Have U.S Treasury bonds, and the U.S. dollar, topped? Chart levels to watch

Two significant developments that occurred this past week were in the U.S. Treasury bonds, and the U.S. dollar. It is possible that both of these made significant highs and will correct from them. We'll look at each in turn. First, it's interesting that the yield on 10-year bonds hit a low at 1.44 (14.40 on the $TNX chart), because that happens to be a classic Fibonacci number!

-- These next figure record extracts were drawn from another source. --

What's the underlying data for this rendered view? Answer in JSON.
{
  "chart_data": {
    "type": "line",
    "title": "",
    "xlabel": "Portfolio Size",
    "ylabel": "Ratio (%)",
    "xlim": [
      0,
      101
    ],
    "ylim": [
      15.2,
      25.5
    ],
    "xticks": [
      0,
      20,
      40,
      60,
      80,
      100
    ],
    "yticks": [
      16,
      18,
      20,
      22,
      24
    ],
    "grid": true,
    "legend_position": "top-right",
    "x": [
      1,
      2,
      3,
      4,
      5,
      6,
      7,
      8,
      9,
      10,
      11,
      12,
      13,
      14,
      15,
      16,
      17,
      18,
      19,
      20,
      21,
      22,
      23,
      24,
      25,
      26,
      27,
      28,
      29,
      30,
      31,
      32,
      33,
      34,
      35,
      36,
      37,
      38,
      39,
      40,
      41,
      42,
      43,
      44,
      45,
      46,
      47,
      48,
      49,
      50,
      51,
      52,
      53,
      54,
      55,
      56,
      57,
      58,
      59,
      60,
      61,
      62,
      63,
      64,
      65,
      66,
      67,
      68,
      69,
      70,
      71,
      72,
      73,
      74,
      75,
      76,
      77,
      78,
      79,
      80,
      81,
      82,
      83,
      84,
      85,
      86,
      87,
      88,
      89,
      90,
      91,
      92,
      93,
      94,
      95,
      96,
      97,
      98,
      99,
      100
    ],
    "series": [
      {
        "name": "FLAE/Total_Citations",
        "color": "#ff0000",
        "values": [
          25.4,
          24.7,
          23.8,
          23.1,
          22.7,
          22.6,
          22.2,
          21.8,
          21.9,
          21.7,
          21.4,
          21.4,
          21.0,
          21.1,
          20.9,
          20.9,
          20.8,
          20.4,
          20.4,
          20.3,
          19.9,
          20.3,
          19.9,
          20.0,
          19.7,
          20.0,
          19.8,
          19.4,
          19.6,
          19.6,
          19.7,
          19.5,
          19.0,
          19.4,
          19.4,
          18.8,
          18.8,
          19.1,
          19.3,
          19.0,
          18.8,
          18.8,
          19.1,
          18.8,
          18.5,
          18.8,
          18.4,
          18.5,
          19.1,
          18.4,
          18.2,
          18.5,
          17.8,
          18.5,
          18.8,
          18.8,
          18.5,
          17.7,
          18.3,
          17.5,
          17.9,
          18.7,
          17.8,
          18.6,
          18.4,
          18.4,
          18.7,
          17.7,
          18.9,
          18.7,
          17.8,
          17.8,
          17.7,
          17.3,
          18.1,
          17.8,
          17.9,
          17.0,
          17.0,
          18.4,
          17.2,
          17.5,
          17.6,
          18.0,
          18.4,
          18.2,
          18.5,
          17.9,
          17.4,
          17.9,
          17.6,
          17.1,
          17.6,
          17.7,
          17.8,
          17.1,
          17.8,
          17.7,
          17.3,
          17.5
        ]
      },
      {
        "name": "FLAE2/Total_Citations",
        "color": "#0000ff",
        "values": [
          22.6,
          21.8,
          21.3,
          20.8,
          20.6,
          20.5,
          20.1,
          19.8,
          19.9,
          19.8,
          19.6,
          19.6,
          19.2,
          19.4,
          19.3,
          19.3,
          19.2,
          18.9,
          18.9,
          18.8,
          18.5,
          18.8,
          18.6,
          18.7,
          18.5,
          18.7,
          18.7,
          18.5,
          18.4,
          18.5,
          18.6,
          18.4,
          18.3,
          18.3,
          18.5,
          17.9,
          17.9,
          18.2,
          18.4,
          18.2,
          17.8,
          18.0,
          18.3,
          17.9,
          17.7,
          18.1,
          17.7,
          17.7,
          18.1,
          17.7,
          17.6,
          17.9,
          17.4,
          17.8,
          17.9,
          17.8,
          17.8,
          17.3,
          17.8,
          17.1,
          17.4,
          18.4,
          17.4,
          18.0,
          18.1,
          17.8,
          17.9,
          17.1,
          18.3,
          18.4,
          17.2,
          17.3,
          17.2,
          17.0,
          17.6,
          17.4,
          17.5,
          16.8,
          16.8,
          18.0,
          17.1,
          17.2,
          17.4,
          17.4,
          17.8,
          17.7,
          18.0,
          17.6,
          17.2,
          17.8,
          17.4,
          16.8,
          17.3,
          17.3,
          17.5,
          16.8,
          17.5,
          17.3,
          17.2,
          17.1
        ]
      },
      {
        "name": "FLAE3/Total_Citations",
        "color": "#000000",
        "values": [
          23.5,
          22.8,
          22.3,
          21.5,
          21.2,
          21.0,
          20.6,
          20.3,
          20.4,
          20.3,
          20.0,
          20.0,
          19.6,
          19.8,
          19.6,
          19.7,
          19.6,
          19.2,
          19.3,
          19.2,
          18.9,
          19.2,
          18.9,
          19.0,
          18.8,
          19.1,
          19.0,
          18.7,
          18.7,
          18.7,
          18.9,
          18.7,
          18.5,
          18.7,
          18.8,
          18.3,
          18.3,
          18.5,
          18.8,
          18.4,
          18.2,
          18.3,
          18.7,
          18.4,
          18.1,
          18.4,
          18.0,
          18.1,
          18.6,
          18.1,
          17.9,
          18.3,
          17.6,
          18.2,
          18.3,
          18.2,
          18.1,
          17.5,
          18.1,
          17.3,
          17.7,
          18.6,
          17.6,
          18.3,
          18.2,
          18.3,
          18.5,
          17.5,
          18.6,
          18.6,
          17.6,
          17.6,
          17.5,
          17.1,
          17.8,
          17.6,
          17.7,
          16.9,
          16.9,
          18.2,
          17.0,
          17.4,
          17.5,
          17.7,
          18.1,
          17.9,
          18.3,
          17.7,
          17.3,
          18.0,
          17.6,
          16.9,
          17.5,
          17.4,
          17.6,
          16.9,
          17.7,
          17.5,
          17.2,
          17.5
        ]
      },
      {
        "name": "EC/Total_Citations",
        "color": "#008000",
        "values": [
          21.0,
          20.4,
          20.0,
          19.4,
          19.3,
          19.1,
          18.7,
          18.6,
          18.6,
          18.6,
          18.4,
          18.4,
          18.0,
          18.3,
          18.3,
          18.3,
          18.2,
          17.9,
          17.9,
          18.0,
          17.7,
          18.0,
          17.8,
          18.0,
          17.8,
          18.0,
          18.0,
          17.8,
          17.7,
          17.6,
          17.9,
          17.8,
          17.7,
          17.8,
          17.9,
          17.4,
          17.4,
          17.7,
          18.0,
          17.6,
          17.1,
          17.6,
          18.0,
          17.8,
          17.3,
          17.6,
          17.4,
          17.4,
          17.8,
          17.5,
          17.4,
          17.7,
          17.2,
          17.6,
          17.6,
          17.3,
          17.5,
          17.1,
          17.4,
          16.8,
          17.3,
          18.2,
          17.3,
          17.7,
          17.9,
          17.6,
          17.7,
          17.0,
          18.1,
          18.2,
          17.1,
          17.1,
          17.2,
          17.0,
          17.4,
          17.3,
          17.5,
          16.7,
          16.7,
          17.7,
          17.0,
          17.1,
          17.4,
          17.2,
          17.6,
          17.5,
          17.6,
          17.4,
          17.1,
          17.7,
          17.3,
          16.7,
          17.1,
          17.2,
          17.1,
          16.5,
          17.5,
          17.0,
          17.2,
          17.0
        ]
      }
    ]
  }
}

Now, here are daily and monthly charts of the long bond, $USB (traded in futures markets as /ZB). We were on alert for a significant high around $150 because that would trigger a bearish "butterfly) Fibonacci pattern, and it also puts it at the top of a very long-term trendline. Sure, it could go higher theoretically, and if it got to $160 that would be another bearish butterfly level. But there are reasons to consider this may be "the top" unless something about the world economic situation really goes to pieces - who knows! Then again, if the financial situation fell apart, it's also quite possible that investors would not want US bonds either because there might be concerns about ability to repay in full ... so consider that ...! Meantime, for trading purposes, we are looking to $146 initially, and depending on what kind of bounce or more might occur from there, it could drop further to test $144 (another Fibonacci level), then 138, even 136.

While it's likely to bounce on the expected way down, the type of downtrend that may set in should create its own channel and we will look for how it reacts according to the markings I placed on these charts. (Notice I also drew a horizontal oval where there's an interesting gap that might get filled, further down and still above the most recent swing lows ... depending on if and when that gap is filled, it might even correspond to a new higher-low level for the big uptrending channel to test.

Eventually, the long-term uptrend channel is likely to give way, but that seems unlikely to happen this year.

Next are daily and monthly charts of the US dollar. You'll notice that among my markings are a .618 Fibonacci retrace on the monthly chart, which contained its rally and sent it back down again this past week. I consider this retrace level to be very significant, because it could send the dollar index back down around 61 - yes, significantly lower lows ... No guarantee of course, but don't discount the possibility. I base the potential projection to 61 partly on Fibonacci extension analysis, and partly on my understanding of the possible Elliott Wave context that may have the dollar consolidating before another wave down. Yes, so far it's just a consolidation - and could break higher OR lower. Maybe policymakers will have a hand in that. We'll just keep an eye on the charts. Since the level just tested is so close by, it's reasonable to look for it to descend further - and only if it breaks above that level, to change positions accordingly.

Investors and traders need to keep an eye on the dollar and use the levels marked on my charts as places to watch for support levels that are likely to be tested. If these support levels give way after being tested, then it's a matter of considering whether it indeed will weaken that far down. Again, it doesn't seem likely to happen this year, but we do need to observe how it moves from here - especially if it does move down quickly.